Patients with venous ulceration on the medial side of the lower leg were randomly allocated to endoscopic exploration or open exploration by means of the modified Linton approach. Ulcer healing and recurrence rates were documented.
Thirty-nine patients were randomly allocated to exploration, 19 patients to open subfascial division of incompetent perforating veins (Linton group), and 20 patients to subfascial endoscopic division of incompetent perforating veins (SEPS group). During the follow-up period, four patients in the SEPS group died, all of causes other than the venous leg ulcer. Because of a squamous cell carcinoma that had developed in the venous ulcer, one patient in the SEPS group underwent a below-knee amputation. In a mean follow-up period of 50.6 months, the venous ulceration of all 18 patients in the Linton group who were available for follow-up initially healed. The recurrence rate in this group was 22% (4 patients). In the SEPS group, the mean follow-up period for 19 patients was 46.1 months, with the ulceration healing in 17 patients and a recurrence rate of 12% (2 patients).
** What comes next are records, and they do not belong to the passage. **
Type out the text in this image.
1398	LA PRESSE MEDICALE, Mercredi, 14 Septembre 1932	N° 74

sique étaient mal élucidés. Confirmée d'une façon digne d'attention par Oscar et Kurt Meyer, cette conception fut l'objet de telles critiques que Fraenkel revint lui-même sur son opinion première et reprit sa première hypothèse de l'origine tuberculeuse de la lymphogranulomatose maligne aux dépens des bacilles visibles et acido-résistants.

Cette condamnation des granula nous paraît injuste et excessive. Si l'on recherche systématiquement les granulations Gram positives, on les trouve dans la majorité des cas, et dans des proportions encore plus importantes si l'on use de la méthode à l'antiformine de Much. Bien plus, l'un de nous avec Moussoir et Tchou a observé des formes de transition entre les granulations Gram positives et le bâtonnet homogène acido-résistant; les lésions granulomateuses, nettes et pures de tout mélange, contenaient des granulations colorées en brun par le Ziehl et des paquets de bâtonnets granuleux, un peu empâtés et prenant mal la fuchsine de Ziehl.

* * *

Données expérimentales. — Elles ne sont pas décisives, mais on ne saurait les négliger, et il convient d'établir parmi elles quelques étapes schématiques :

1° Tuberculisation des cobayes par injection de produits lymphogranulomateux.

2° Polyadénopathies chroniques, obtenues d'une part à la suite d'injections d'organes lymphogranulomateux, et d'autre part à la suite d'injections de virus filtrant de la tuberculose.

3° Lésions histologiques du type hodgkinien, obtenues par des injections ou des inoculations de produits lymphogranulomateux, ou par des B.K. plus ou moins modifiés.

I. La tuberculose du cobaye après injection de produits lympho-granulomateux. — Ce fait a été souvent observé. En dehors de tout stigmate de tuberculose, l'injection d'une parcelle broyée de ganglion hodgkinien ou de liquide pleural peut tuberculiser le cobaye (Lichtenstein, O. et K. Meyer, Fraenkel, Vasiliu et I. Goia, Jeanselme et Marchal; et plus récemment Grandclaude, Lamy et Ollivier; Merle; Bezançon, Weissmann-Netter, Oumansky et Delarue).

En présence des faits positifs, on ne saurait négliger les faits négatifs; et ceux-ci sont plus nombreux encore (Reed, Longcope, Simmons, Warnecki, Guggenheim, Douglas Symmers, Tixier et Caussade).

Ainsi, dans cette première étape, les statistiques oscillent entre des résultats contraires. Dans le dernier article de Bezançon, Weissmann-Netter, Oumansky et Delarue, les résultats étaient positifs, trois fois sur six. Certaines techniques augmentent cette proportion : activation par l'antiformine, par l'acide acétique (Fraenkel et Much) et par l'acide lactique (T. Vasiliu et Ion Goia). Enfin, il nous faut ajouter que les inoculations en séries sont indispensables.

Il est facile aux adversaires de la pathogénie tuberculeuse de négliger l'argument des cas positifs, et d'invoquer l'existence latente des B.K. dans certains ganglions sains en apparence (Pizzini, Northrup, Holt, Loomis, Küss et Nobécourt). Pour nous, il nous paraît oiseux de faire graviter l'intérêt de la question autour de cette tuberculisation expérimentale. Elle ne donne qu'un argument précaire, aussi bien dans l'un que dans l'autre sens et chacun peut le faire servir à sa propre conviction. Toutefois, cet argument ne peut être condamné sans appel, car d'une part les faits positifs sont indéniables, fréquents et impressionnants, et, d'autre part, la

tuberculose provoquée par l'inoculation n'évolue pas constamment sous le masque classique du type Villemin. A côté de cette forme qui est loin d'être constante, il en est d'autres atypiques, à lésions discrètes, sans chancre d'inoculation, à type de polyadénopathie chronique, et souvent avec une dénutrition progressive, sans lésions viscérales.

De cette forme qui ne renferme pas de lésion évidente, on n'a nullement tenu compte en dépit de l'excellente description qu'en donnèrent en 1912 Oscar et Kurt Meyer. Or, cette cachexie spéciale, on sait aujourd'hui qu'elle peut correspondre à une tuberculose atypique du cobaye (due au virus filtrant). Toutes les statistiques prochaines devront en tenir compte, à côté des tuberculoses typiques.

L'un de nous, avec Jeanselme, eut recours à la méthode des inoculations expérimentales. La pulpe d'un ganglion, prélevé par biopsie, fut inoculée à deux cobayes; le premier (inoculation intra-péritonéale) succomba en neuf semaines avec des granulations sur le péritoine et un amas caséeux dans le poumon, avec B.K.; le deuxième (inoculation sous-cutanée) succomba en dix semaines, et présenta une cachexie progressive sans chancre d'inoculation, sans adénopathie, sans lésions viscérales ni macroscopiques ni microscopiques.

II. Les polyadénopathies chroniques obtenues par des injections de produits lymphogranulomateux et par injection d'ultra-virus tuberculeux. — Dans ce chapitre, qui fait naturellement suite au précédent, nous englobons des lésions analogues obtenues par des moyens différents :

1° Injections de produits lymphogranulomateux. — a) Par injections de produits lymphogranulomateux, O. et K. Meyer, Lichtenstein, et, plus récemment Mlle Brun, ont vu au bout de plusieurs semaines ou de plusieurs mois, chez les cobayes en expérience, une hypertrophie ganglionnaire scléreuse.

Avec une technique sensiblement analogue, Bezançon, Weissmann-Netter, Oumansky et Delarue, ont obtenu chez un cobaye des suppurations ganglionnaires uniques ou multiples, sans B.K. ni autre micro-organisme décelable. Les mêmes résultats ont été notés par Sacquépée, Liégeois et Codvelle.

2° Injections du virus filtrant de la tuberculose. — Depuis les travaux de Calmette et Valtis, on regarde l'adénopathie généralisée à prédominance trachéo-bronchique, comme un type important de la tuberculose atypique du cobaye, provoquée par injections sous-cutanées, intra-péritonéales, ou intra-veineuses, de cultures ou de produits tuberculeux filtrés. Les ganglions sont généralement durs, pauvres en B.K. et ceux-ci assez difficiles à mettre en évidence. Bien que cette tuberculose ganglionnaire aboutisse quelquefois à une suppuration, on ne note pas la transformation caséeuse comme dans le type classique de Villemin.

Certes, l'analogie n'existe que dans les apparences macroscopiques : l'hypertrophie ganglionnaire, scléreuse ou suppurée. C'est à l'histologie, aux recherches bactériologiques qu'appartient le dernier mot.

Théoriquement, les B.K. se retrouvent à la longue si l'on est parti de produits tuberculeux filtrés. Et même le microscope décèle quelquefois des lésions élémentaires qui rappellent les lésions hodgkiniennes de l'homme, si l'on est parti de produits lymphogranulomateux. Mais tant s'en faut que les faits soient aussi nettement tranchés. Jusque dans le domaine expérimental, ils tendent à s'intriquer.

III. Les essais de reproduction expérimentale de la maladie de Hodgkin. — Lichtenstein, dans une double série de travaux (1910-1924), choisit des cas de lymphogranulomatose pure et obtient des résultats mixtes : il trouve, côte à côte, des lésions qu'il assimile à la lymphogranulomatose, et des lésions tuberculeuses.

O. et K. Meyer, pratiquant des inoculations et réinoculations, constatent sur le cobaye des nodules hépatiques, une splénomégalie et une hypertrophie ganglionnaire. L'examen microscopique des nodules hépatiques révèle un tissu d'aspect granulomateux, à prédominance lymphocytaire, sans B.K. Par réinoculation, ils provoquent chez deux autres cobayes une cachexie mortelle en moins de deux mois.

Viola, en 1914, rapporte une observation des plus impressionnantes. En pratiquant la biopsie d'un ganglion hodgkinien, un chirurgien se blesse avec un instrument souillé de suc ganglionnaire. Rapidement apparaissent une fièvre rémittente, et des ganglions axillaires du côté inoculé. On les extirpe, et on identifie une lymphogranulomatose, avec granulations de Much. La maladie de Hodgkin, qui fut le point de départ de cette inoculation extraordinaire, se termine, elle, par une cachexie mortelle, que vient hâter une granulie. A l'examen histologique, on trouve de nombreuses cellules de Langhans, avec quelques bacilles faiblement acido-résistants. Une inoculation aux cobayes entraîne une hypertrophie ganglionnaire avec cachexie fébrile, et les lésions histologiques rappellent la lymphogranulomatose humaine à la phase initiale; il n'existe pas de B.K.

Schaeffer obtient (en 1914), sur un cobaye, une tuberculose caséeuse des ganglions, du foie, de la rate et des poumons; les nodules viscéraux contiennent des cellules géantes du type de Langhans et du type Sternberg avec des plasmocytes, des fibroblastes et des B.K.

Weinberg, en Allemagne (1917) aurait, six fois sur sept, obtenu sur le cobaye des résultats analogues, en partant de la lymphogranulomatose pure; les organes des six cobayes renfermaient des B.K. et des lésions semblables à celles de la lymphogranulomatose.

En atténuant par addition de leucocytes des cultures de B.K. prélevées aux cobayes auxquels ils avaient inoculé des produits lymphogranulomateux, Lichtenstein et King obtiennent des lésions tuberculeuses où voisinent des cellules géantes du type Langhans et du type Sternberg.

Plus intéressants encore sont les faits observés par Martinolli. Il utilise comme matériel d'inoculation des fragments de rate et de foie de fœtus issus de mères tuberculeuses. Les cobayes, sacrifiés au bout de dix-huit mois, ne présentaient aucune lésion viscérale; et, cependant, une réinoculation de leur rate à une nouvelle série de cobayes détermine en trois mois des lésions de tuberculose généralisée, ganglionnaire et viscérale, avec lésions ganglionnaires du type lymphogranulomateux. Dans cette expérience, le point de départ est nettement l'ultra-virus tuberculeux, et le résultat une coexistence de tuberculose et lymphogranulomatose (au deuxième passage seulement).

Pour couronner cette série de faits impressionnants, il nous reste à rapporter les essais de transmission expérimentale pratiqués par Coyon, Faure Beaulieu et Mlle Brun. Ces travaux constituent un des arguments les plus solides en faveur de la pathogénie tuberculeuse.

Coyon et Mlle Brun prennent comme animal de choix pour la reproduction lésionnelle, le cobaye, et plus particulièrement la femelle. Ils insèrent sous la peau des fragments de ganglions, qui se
The presence of deep venous incompetence (DVI) did not influence the recurrence rates (P =.044, Fisher exact test), but it significantly influenced the development of new incompetent perforating veins (3 of 10 without DVI; 7 of 10 with DVI; P =.011, binomial test).
The long-term follow-up results of the endoscopic division of perforating veins are comparable with those of the open division of perforating veins (modified Linton procedure).